Silvio Berlusconi appeared on TG1, TG2, TG4, TG5 and Studio Aperto during prime time last Friday evening. Radicals complain to public prosecutor’s offices in Rome and Milan.
By a majority decision, the services and products committee of AGCOM, the communications watchdog authority, has imposed the maximum permitted fine of €258,230 on the TG1 and TG4 newscasts, since they are repeat offenders, and fines of €100,000 each on TG2, TG5 and Studio Aperto. The decision, taken “in the light of statements submitted”, for “the situation that obtained on the evening of Friday 20th May, when the broadcast of interviews with the prime minister by the TG1, TG2, TG5, TG4 and Studio Aperto newscasts took place in prime time”.
According to Corriere della Sera, practically all of Italy’s leading free-to-air news programmes, with the exceptions of TG3 and the La7 newscast, gave air-time to the People of Freedom (PDL) leader. Mr Berlusconi had been invited as the leader of his party for the administrative elections. Viewers saw him seated at a desk with the PDL logo clearly visible. However, this was not a media briefing. Each channel recorded its own interview and all of them went out at almost exactly the same time. The AGCOM fines, pointed out the watchdog’s chair Corrado Calabrò, ensued from “a strictly legal assessment and no political assessment”. Mr Calabrò added: “The committee carried out a technical and legal assessment of the situation. The infringement exists and the sanctions are a natural consequence”.
REGULATIONS BROKEN – A note from the watchdog says: “On 21st May, AGCOM requested urgent clarification from the broadcasters involved. In view of the comments received from RAI and Mediaset, the committee ruled that the interviews, all of which contained opinions and political evaluations of issues pertaining to the election campaign, and all of which were similar in terms of media exposure, constituted a violation of electoral regulations issued by the parliamentary watchdog committee and by AGCOM”. The committee’s decision was not unanimous. PDL senator Antonio Martusciello voted against the measure.
“DUTY OF BALANCE” – The AGCOM note continues: “The authority reaffirms that a duty of balance and completeness of information remains in force until the conclusion of the election campaign while second-round voting is under way”. Finally, the watchdog authority pointed out that “the ban on publishing survey results on voting intentions remains in force throughout Italy until completion of the second round of the administrative elections”.
REACTIONS – “Mediaset is astounded at the sanctions imposed by AGCOM today and will be appealing forthwith to the regional administrative court (TAR)”, said a Mediaset press release. “With this ruling, the authority is in effect preventing television broadcasters from performing their task of informing, and in doing so becomes party to the political exchange and not its arbiter, as the law intends”. Emilio Fede commented on the decision live on his evening newscast: “TG4 has violated absolutely nothing at all”. Augusto Minzolini, the director of TG1, said he was “appalled” and pointed out that the fines “involve all the newscasts that interviewed the prime minister but there was a story.
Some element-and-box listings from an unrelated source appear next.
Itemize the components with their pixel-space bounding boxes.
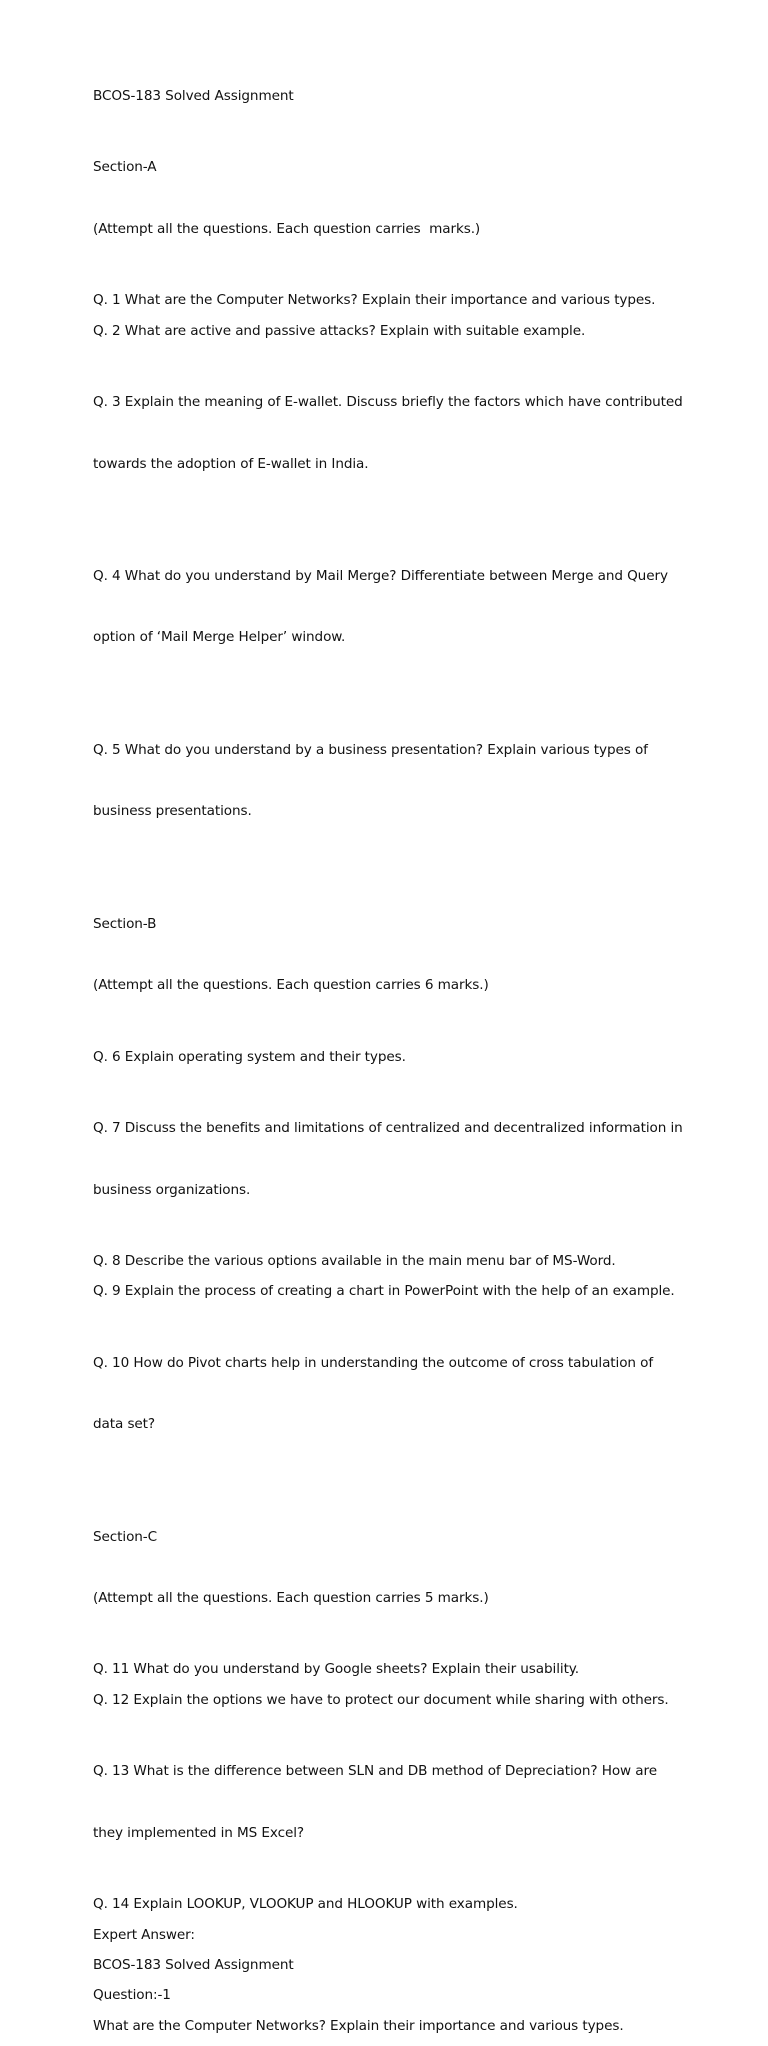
question-7-line-2: business organizations. (93, 1181, 251, 1198)
question-4-line-1: Q. 4 What do you understand by Mail Merge? Differentiate between Merge and Query (93, 567, 668, 584)
question-5-line-2: business presentations. (93, 803, 252, 820)
question-12: Q. 12 Explain the options we have to protect our document while sharing with others. (93, 1691, 669, 1708)
document-page (93, 86, 683, 2046)
question-7 (93, 1077, 683, 1241)
question-7-line-1: Q. 7 Discuss the benefits and limitations of centralized and decentralized information in (93, 1120, 683, 1137)
section-c-block (93, 1486, 683, 1650)
section-a-block (93, 116, 683, 280)
question-text: What are the Computer Networks? Explain their importance and various types. (93, 2017, 624, 2034)
section-c-instruction: (Attempt all the questions. Each question carries 5 marks.) (93, 1590, 489, 1607)
section-a-instruction: (Attempt all the questions. Each question carries marks.) (93, 220, 481, 237)
question-10 (93, 1312, 683, 1476)
question-3-line-2: towards the adoption of E-wallet in India. (93, 455, 369, 472)
question-10-line-1: Q. 10 How do Pivot charts help in understanding the outcome of cross tabulation of (93, 1354, 654, 1371)
question-13 (93, 1720, 683, 1884)
question-9: Q. 9 Explain the process of creating a chart in PowerPoint with the help of an example. (93, 1283, 675, 1300)
question-14: Q. 14 Explain LOOKUP, VLOOKUP and HLOOKUP with examples. (93, 1896, 518, 1913)
question-3 (93, 351, 683, 515)
question-13-line-2: they implemented in MS Excel? (93, 1824, 305, 1841)
question-11: Q. 11 What do you understand by Google sheets? Explain their usability. (93, 1661, 580, 1678)
document-title-repeat: BCOS-183 Solved Assignment (93, 1956, 294, 1973)
question-10-line-2: data set? (93, 1416, 156, 1433)
question-6: Q. 6 Explain operating system and their types. (93, 1048, 406, 1065)
document-title: BCOS-183 Solved Assignment (93, 88, 294, 104)
expert-answer-label: Expert Answer: (93, 1926, 195, 1943)
question-5 (93, 699, 683, 863)
section-b-heading: Section-B (93, 915, 157, 932)
question-2: Q. 2 What are active and passive attacks? Explain with suitable example. (93, 322, 586, 339)
section-a-heading: Section-A (93, 159, 157, 176)
question-3-line-1: Q. 3 Explain the meaning of E-wallet. Discuss briefly the factors which have contributed (93, 394, 683, 411)
section-b-instruction: (Attempt all the questions. Each question carries 6 marks.) (93, 977, 489, 994)
section-c-heading: Section-C (93, 1528, 158, 1545)
section-b-block (93, 873, 683, 1037)
question-4-line-2: option of ‘Mail Merge Helper’ window. (93, 629, 346, 646)
question-1: Q. 1 What are the Computer Networks? Explain their importance and various types. (93, 292, 656, 309)
question-5-line-1: Q. 5 What do you understand by a business presentation? Explain various types of (93, 741, 648, 758)
question-label: Question:-1 (93, 1987, 171, 2004)
question-4 (93, 525, 683, 689)
question-13-line-1: Q. 13 What is the difference between SLN and DB method of Depreciation? How are (93, 1763, 657, 1780)
question-8: Q. 8 Describe the various options available in the main menu bar of MS-Word. (93, 1252, 616, 1269)
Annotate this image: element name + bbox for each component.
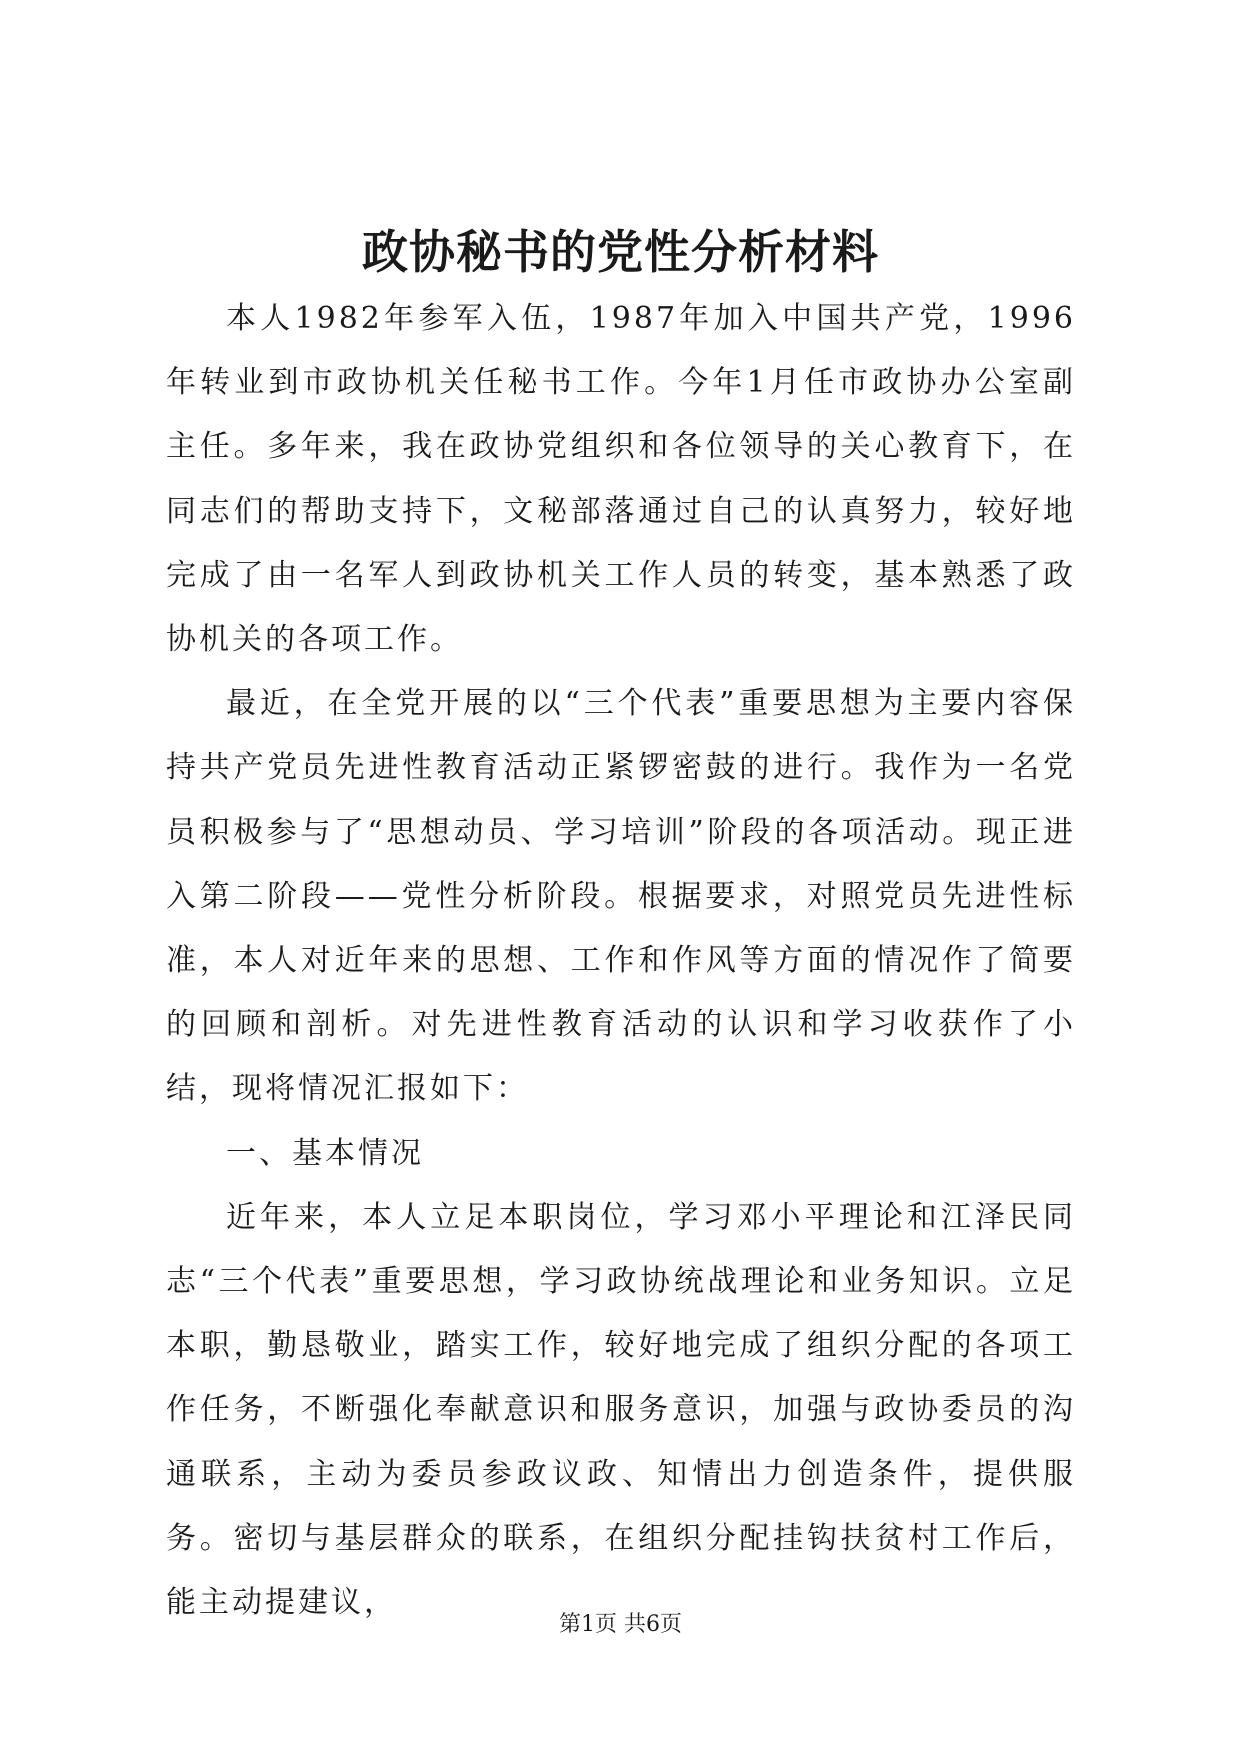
section-heading-basic-situation: 一、基本情况 — [226, 1135, 424, 1171]
paragraph-intro: 本人1982年参军入伍，1987年加入中国共产党，1996年转业到市政协机关任秘书工作。今年1月任市政协办公室副主任。多年来，我在政协党组织和各位领导的关心教育下，在同志们的帮助支持下，文秘部落通过自己的认真努力，较好地完成了由一名军人到政协机关工作人员的转变，基本熟悉了政协机关的各项工作。 — [166, 301, 1076, 658]
paragraph-context: 最近，在全党开展的以“三个代表”重要思想为主要内容保持共产党员先进性教育活动正紧锣密鼓的进行。我作为一名党员积极参与了“思想动员、学习培训”阶段的各项活动。现正进入第二阶段——党性分析阶段。根据要求，对照党员先进性标准，本人对近年来的思想、工作和作风等方面的情况作了简要的回顾和剖析。对先进性教育活动的认识和学习收获作了小结，现将情况汇报如下： — [166, 686, 1076, 1107]
paragraph-basic-situation: 近年来，本人立足本职岗位，学习邓小平理论和江泽民同志“三个代表”重要思想，学习政协统战理论和业务知识。立足本职，勤恳敬业，踏实工作，较好地完成了组织分配的各项工作任务，不断强化奉献意识和服务意识，加强与政协委员的沟通联系，主动为委员参政议政、知情出力创造条件，提供服务。密切与基层群众的联系，在组织分配挂钩扶贫村工作后，能主动提建议， — [166, 1199, 1076, 1621]
page-footer: 第1页 共6页 — [559, 1612, 682, 1637]
document-body — [166, 287, 1076, 1635]
document-title: 政协秘书的党性分析材料 — [362, 225, 879, 279]
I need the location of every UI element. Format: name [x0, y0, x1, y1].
He had said nothing for five days”. TG5 director Clemente Mimun thinks it is “totally absurd that interviewing the leader of the party of relative majority, and prime minister, for comment on the results of the first round of administrative elections should attract fines from a watchdog body. What has happened is of unprecedented seriousness. It presents as an act of grave intimidation, which of course will be ignored by the bodies representing Italian journalists. For our part, we will refuse to yield to interference or threats of any kind”.
RADICALS’ COMPLAINT – The incident may, however, have a sequel in court. During the morning, Emma Bonino and Marco Cappato submitted a formal complaint to the public prosecutor’s offices in Rome and Milan “against Berlusconi and the directors of the newscasts who on 20th May broadcast the sham interviews recorded by the president of the party of the People of Freedom”. The Radicals’ complaint highlights that “Berlusconi’s appearances on the newscasts are, by reason of the issues discussed, the electoral symbol behind the prime minister and the way the recording was edited, tantamount to electoral commercials of the kind strictly prohibited in news programmes”. The complaint points out that “if Berlusconi had by virtue of his position coerced or induced the directors of the TV newscasts to broadcast these commercials simultaneously, it would have been in no way different – in the structure of the conduct, the subjective quality of those involved and the obvious benefits accruing to the president of the party of the People of Freedom – from the abuse of power alleged against the prime minister by the public prosecutors in Milan when he contacted the chief of police by telephone to have Ruby handed over to regional counsellor Nicole Minetti, contrary to regulations. Should, however, the newscast directors have been fully aware and compliant, then there would be an evident offence of abuse of authority”.